Dieci funzionari delle Nazioni Unite hanno deciso di fare qualcosa che probabilmente non funzionerà: chiedere gentilmente alla Russia di rilasciare due attivisti indigeni per il clima che sono in carcere da sei mesi con accuse di terrorismo. La lettera, inviata ad aprile e resa pubblica la scorsa settimana, esorta Mosca a liberare Daria Egereva e Natalia Leongardt in vista di un'udienza chiave giovedì a Mosca. Spoiler: i funzionari russi non hanno ancora risposto.
Egereva, una Selkup indigena della Russia e co-presidente del Forum Internazionale dei Popoli Indigeni sui Cambiamenti Climatici, è stata arrestata il 17 dicembre insieme a Leongardt, ex stagista ONU a Ginevra, poche settimane dopo il ritorno di Egereva dalla conferenza sul clima COP30. Le accuse? Partecipazione a un gruppo terroristico, che a quanto pare significa essere stata coinvolta con l'Aborigen Forum, una rete informale di difesa indigena che la Russia ha chiuso due anni fa. Gli esperti dell'ONU sospettano che gli arresti possano avere più a che fare con la fastidiosa abitudine di Egereva di partecipare alle riunioni ONU e difendere i diritti indigeni.

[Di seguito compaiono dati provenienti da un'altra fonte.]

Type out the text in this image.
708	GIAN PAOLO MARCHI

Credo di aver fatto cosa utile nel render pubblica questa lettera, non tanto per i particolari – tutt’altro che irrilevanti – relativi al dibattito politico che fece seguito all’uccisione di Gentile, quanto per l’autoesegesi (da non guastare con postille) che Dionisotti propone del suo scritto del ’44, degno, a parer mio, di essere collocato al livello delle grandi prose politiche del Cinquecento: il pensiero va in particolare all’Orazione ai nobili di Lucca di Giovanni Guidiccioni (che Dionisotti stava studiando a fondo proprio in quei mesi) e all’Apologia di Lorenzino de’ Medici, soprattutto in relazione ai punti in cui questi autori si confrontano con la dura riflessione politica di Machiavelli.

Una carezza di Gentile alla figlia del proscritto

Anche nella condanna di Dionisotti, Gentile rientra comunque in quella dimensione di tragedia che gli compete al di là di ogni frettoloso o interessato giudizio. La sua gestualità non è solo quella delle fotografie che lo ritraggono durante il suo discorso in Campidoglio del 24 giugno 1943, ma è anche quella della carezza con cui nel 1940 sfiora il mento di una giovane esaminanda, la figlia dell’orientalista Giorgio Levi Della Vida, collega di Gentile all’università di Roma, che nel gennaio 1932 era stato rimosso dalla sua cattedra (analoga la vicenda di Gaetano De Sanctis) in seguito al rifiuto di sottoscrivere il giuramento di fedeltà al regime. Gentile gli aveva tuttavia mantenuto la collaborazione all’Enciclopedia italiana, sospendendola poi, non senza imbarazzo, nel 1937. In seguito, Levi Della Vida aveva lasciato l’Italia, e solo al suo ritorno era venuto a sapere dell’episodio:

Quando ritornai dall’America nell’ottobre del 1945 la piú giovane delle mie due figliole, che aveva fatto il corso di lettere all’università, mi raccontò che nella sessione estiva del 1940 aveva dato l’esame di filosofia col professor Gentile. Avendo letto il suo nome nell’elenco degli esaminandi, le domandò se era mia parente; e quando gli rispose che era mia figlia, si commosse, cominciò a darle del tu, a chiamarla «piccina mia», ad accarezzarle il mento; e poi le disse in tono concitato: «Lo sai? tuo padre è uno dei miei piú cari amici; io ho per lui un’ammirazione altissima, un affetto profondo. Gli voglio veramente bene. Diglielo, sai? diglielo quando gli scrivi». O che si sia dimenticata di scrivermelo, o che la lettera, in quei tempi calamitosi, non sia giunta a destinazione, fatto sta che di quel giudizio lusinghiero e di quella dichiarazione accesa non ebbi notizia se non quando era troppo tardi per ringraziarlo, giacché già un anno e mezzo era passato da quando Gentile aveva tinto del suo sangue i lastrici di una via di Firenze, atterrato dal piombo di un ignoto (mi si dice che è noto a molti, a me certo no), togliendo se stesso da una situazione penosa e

La lettera, firmata da relatori speciali dell'ONU per l'ambiente, i popoli indigeni e i diritti umani, chiede il rilascio immediato e la ritirata di tutte le accuse. Egereva e Leongardt rischiano fino a 20 anni di prigione. La loro detenzione ha suscitato condanne internazionali, con oltre 100 organizzazioni che ne hanno chiesto il rilascio al Forum Permanente dell'ONU sulle Questioni Indigene di aprile a New York.
I colleghi di Egereva sono particolarmente preoccupati perché avrebbe dovuto essere in Germania questa settimana per la Conferenza sul Clima di Bonn. Invece, è in una prigione russa, privata di telefonate regolari e visite con suo marito e i suoi figli. Il Forum Internazionale dei Popoli Indigeni sui Cambiamenti Climatici ha compiuto il passo senza precedenti di votare per estendere il suo mandato come co-presidente fino al suo rilascio — una mossa simbolica che dice: "Preferiamo una co-presidente assente piuttosto che lasciare che la Russia scelga i nostri leader."

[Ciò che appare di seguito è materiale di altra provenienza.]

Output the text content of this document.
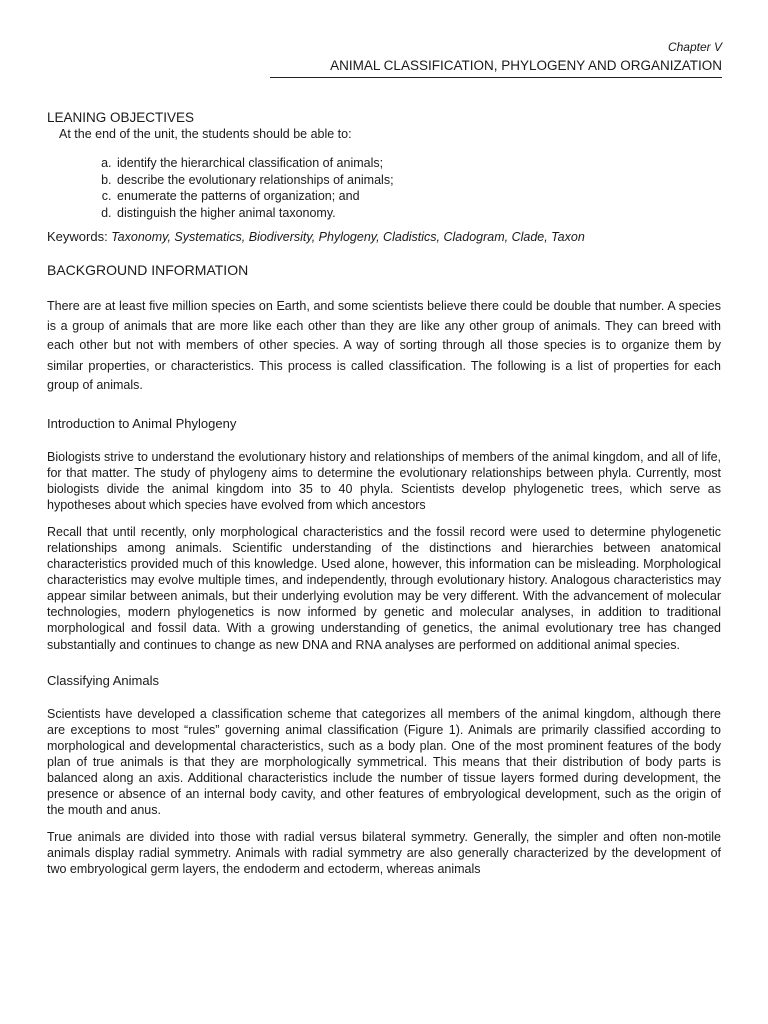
Chapter V
ANIMAL CLASSIFICATION, PHYLOGENY AND ORGANIZATION
LEANING OBJECTIVES
At the end of the unit, the students should be able to:
a. identify the hierarchical classification of animals;
b. describe the evolutionary relationships of animals;
c. enumerate the patterns of organization; and
d. distinguish the higher animal taxonomy.
Keywords: Taxonomy, Systematics, Biodiversity, Phylogeny, Cladistics, Cladogram, Clade, Taxon
BACKGROUND INFORMATION

There are at least five million species on Earth, and some scientists believe there could be double that number. A species is a group of animals that are more like each other than they are like any other group of animals. They can breed with each other but not with members of other species. A way of sorting through all those species is to organize them by similar properties, or characteristics. This process is called classification. The following is a list of properties for each group of animals.

Introduction to Animal Phylogeny

Biologists strive to understand the evolutionary history and relationships of members of the animal kingdom, and all of life, for that matter. The study of phylogeny aims to determine the evolutionary relationships between phyla. Currently, most biologists divide the animal kingdom into 35 to 40 phyla. Scientists develop phylogenetic trees, which serve as hypotheses about which species have evolved from which ancestors

Recall that until recently, only morphological characteristics and the fossil record were used to determine phylogenetic relationships among animals. Scientific understanding of the distinctions and hierarchies between anatomical characteristics provided much of this knowledge. Used alone, however, this information can be misleading. Morphological characteristics may evolve multiple times, and independently, through evolutionary history. Analogous characteristics may appear similar between animals, but their underlying evolution may be very different. With the advancement of molecular technologies, modern phylogenetics is now informed by genetic and molecular analyses, in addition to traditional morphological and fossil data. With a growing understanding of genetics, the animal evolutionary tree has changed substantially and continues to change as new DNA and RNA analyses are performed on additional animal species.

Classifying Animals

Scientists have developed a classification scheme that categorizes all members of the animal kingdom, although there are exceptions to most “rules” governing animal classification (Figure 1). Animals are primarily classified according to morphological and developmental characteristics, such as a body plan. One of the most prominent features of the body plan of true animals is that they are morphologically symmetrical. This means that their distribution of body parts is balanced along an axis. Additional characteristics include the number of tissue layers formed during development, the presence or absence of an internal body cavity, and other features of embryological development, such as the origin of the mouth and anus.

True animals are divided into those with radial versus bilateral symmetry. Generally, the simpler and often non-motile animals display radial symmetry. Animals with radial symmetry are also generally characterized by the development of two embryological germ layers, the endoderm and ectoderm, whereas animals
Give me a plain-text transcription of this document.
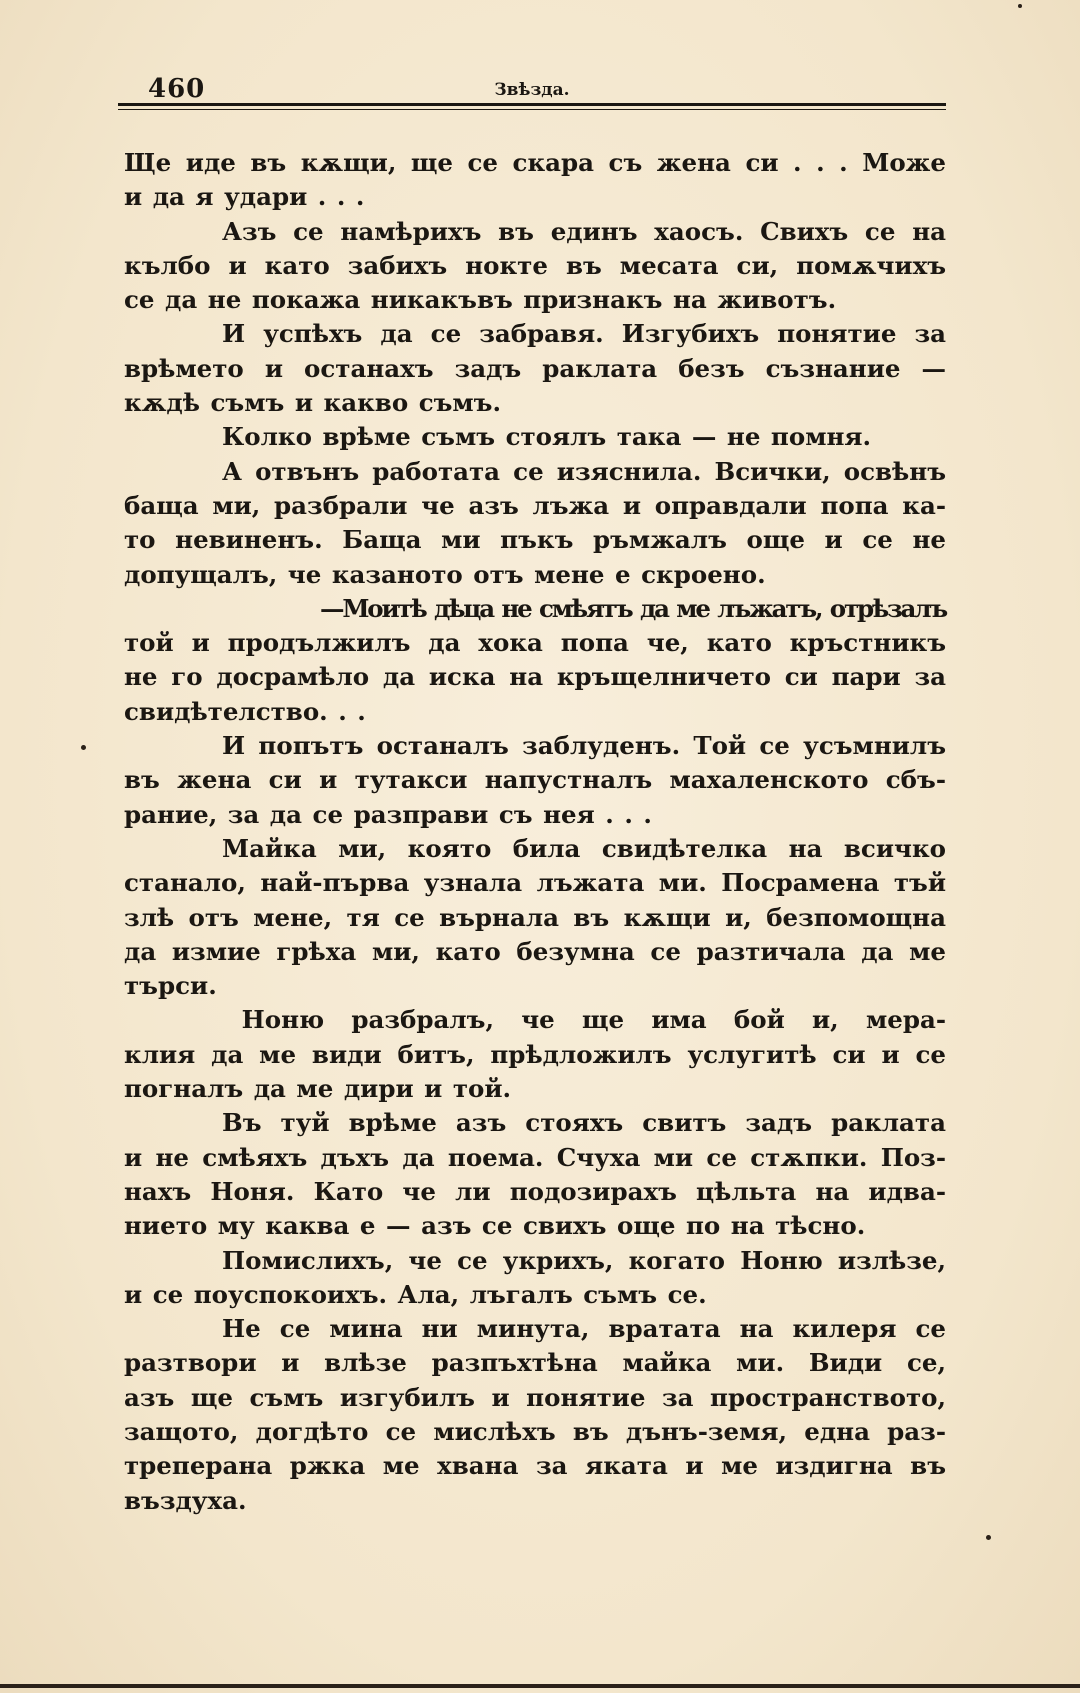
460	Звѣзда.

Ще иде въ кѫщи, ще се скара съ жена си . . . Може
и да я удари . . .

Азъ се намѣрихъ въ единъ хаосъ. Свихъ се на
кълбо и като забихъ нокте въ месата си, помѫчихъ
се да не покажа никакъвъ признакъ на животъ.

И успѣхъ да се забравя. Изгубихъ понятие за
врѣмето и останахъ задъ раклата безъ съзнание —
кѫдѣ съмъ и какво съмъ.

Колко врѣме съмъ стоялъ така — не помня.

А отвънъ работата се изяснила. Всички, освѣнъ
баща ми, разбрали че азъ лъжа и оправдали попа ка-
то невиненъ. Баща ми пъкъ ръмжалъ още и се не
допущалъ, че казаното отъ мене е скроено.

—Моитѣ дѣца не смѣятъ да ме лъжатъ, отрѣзалъ
той и продължилъ да хока попа че, като кръстникъ
не го досрамѣло да иска на кръщелничето си пари за
свидѣтелство. . .

И попътъ останалъ заблуденъ. Той се усъмнилъ
въ жена си и тутакси напустналъ махаленското сбъ-
рание, за да се разправи съ нея . . .

Майка ми, която била свидѣтелка на всичко
станало, най-първа узнала лъжата ми. Посрамена тъй
злѣ отъ мене, тя се върнала въ кѫщи и, безпомощна
да измие грѣха ми, като безумна се разтичала да ме
търси.

Ноню разбралъ, че ще има бой и, мера-
клия да ме види битъ, прѣдложилъ услугитѣ си и се
погналъ да ме дири и той.

Въ туй врѣме азъ стояхъ свитъ задъ раклата
и не смѣяхъ дъхъ да поема. Счуха ми се стѫпки. Поз-
нахъ Ноня. Като че ли подозирахъ цѣльта на идва-
нието му каква е — азъ се свихъ още по на тѣсно.

Помислихъ, че се укрихъ, когато Ноню излѣзе,
и се поуспокоихъ. Ала, лъгалъ съмъ се.

Не се мина ни минута, вратата на килеря се
разтвори и влѣзе разпъхтѣна майка ми. Види се,
азъ ще съмъ изгубилъ и понятие за пространството,
защото, догдѣто се мислѣхъ въ дънъ-земя, една раз-
треперана ржка ме хвана за яката и ме издигна въ
въздуха.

Kate Finn, cittadina della Nazione Osage e direttrice esecutiva del Tallgrass Institute, ha riassunto: "Il lavoro che hanno fatto è completamente legittimo, completamente all'interno dei normali canali diplomatici. Viene inquadrato dal governo russo come attività terroristica, ma è un'attività che le donne indigene svolgono ogni giorno per il sistema ONU al giorno d'oggi." Perché a quanto pare, difendere la giustizia climatica è ora un atto terroristico in Russia.